The plan of this objective is to help remove the barriers to employment and education and to target funding support into skills for local areas to support employment and local growth.
The aim is to boost core skills and support adults to progress in work, by targeting those with no or low-level qualifications and skills in maths and upskill the working population. This will have a personal and economic impact by encouraging innovative approaches to reducing the adult learning barriers. IN England it is done through the Department of Education’s Multiply programme (https://assets.publishing.service.gov.uk/government/uploads/system/uploads/attachment_data/file/1068822/Multiply_Investment_Prospectus.pdf
By tailoring investment in bespoke life and employment support, the theory is that levels of economic inactivity will be reduced – facilitating the cohesion of mainstream provision and local services within an area for participants. This should be supplementary to provision available through the national employment and skills programmes. The use of one-to-one keyworker support will aid the improvement in employment outcomes for specific cohorts who face labour market barriers. In turn, this will help local areas fund gaps in the local skills provision, supporting progress into work, supplementing local adult skills provision through a wider range of routes.
The success of this objective will be measured by the number of people supported to engage in job-searching and the number of people in employment, including self-employment, following support. The “Levelling Up” sets out 4 further missions for this objective to be attained by 2030.
Employment and productivity to have risen in every area of the UK closing the gap between the top and bottom performers.
Well-being to have improved in every area of the UK closing the gap between the top and bottom performers.
A significant increase in the number of people successfully completing high-quality skills training. In England, this will lead to 200,000 more people successfully completing high-quality skills training annually, driven by 80,000 more people completing courses in the lowest skilled areas.
The gap in Healthy Life Expectancy (HLE) between local areas where it is highest and lowest will have narrowed, and by 2035 HLE will rise by five years.
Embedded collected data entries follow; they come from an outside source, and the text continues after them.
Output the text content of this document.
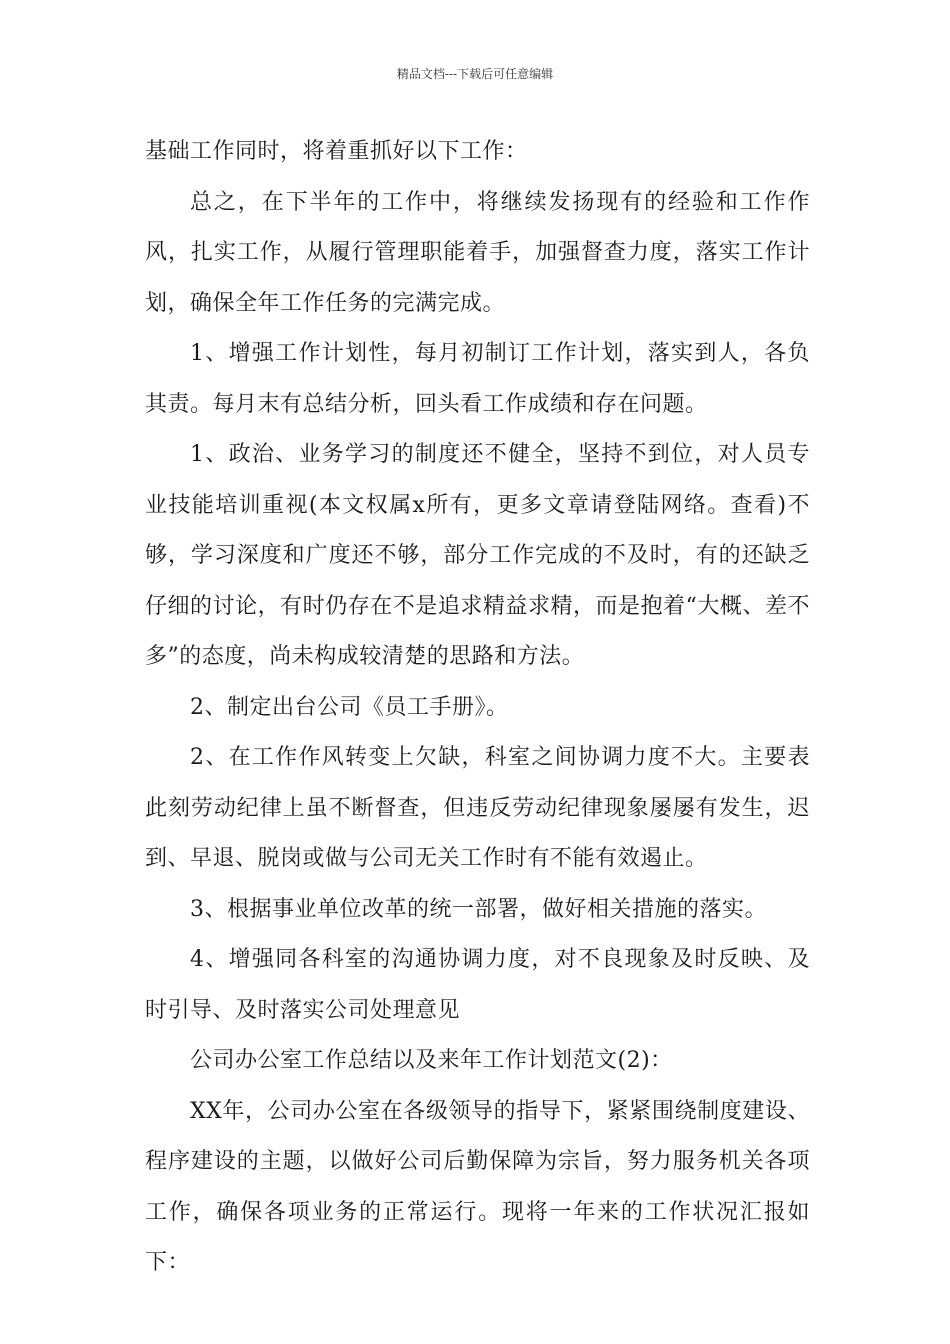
精品文档---下载后可任意编辑

基础工作同时，将着重抓好以下工作：

总之，在下半年的工作中，将继续发扬现有的经验和工作作风，扎实工作，从履行管理职能着手，加强督查力度，落实工作计划，确保全年工作任务的完满完成。

1、增强工作计划性，每月初制订工作计划，落实到人，各负其责。每月末有总结分析，回头看工作成绩和存在问题。

1、政治、业务学习的制度还不健全，坚持不到位，对人员专业技能培训重视(本文权属x所有，更多文章请登陆网络。查看)不够，学习深度和广度还不够，部分工作完成的不及时，有的还缺乏仔细的讨论，有时仍存在不是追求精益求精，而是抱着“大概、差不多”的态度，尚未构成较清楚的思路和方法。

2、制定出台公司《员工手册》。

2、在工作作风转变上欠缺，科室之间协调力度不大。主要表此刻劳动纪律上虽不断督查，但违反劳动纪律现象屡屡有发生，迟到、早退、脱岗或做与公司无关工作时有不能有效遏止。

3、根据事业单位改革的统一部署，做好相关措施的落实。

4、增强同各科室的沟通协调力度，对不良现象及时反映、及时引导、及时落实公司处理意见

公司办公室工作总结以及来年工作计划范文(2)：

XX年，公司办公室在各级领导的指导下，紧紧围绕制度建设、程序建设的主题，以做好公司后勤保障为宗旨，努力服务机关各项工作，确保各项业务的正常运行。现将一年来的工作状况汇报如下：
The two main elements for this objective are employment support for economically inactive people (benefit and non-benefit claimants) and funding skills provision to provide people with the skills needed to progress in life and work.
For Scotland Wales and Northern Ireland see
University College London – who were looking at inner regeneration in Teesside; and,
London School of Economics – who were looking at Industrial Decline and Revitalisation in the north.
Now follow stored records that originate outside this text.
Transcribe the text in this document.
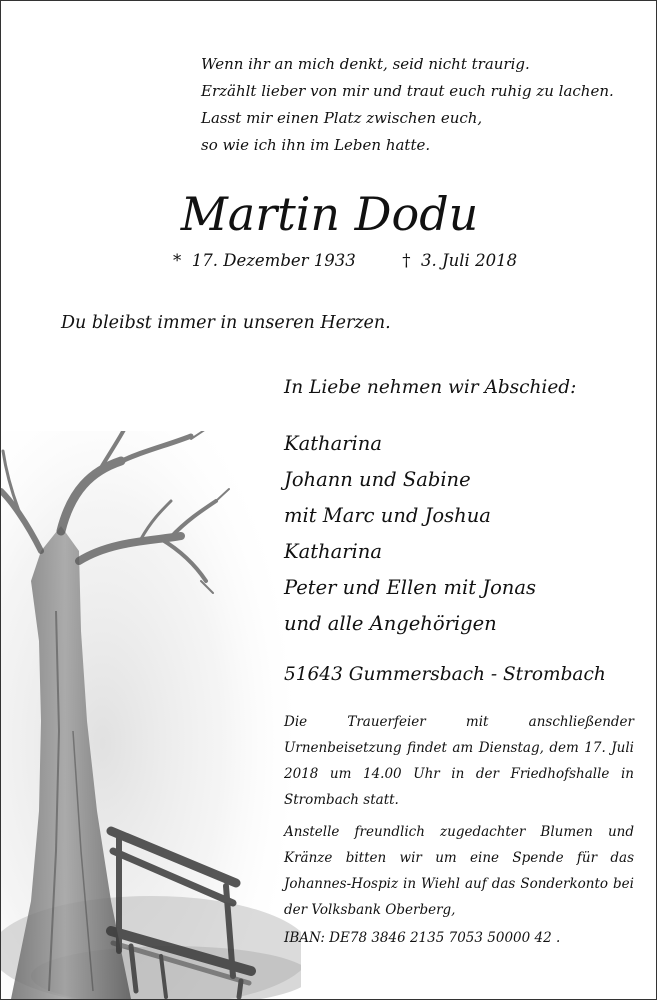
Wenn ihr an mich denkt, seid nicht traurig.
Erzählt lieber von mir und traut euch ruhig zu lachen.
Lasst mir einen Platz zwischen euch,
so wie ich ihn im Leben hatte.
Martin Dodu
* 17. Dezember 1933	† 3. Juli 2018
Du bleibst immer in unseren Herzen.
In Liebe nehmen wir Abschied:
Katharina
Johann und Sabine
mit Marc und Joshua
Katharina
Peter und Ellen mit Jonas
und alle Angehörigen
51643 Gummersbach - Strombach
Die Trauerfeier mit anschließender Urnenbeisetzung findet am Dienstag, dem 17. Juli 2018 um 14.00 Uhr in der Friedhofshalle in Strombach statt.
Anstelle freundlich zugedachter Blumen und Kränze bitten wir um eine Spende für das Johannes-Hospiz in Wiehl auf das Sonderkonto bei der Volksbank Oberberg,
IBAN: DE78 3846 2135 7053 50000 42 .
UTC, MediaCity – by involving students in ongoing projects at Quayside Centre and giving them a unit to display works.
University of Salford – working with post-graduates on a study around green infrastructure inside a covered Centre environment.
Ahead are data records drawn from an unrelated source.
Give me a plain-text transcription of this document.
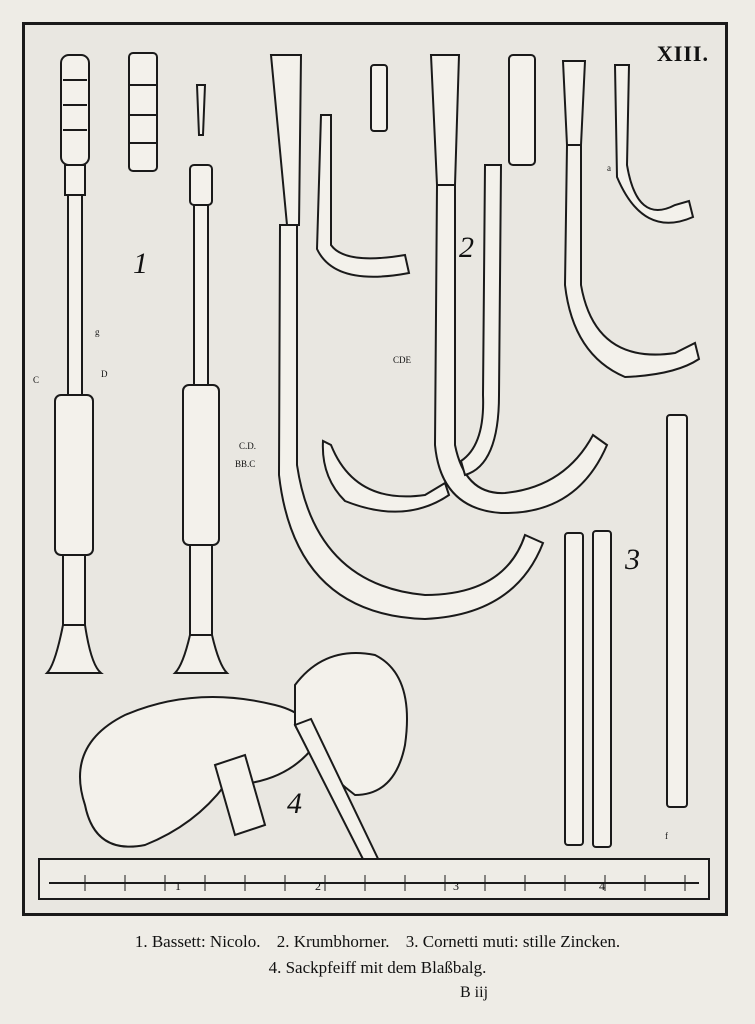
XIII.
1	2
3
4
g
C
D
C.D.
BB.C
CDE
a
f
1	2	3	4
1. Bassett: Nicolo. 2. Krumbhorner. 3. Cornetti muti: stille Zincken.
4. Sackpfeiff mit dem Blaßbalg.
B iij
We are also working to assist Queen Elizabeth Sixth Form College in Darlington.
We are passionate that with our collective 70 years’ experience we can contribute to the next generation of surveyors and planners. We bring extensive experience of working with further education, universities, schools and other training providers. We understand that there is a need to tailor training to be practical to the future employment opportunities in the locality. We also see the role that educational institutions can provide to the economic growth of an area.
The Whatifgroup have been working with the Sustainability Academy to develop their programme of training and development to enhance the individuals and corporate understanding of the social and environmental sustainability.
The Capita Group asked WhatIf Group to help them in developing a new town centre strategy in the Northeast. This was to assist the local authority with their ‘Levelling Up’ bid. We were able to assist in developing deliverable ideas within retail & leisure, culture and housing strategy. This will lead to employment enhancing the well-being of the people in the area, increasing the “pride in place” attitude that drives prosperity.
We pride ourselves on seeing the big picture (or looking outside the red line as we often say) in order to find the right strategy, something that can engage the community and not just sit in a drawer. It’s not about pretty pictures, it’s about a “bottom up “approach for the people by the people. Looking at short term wins with a bigger achievable objective. Every place and community are unique – there is no one size fits all, so every strategy has to be different.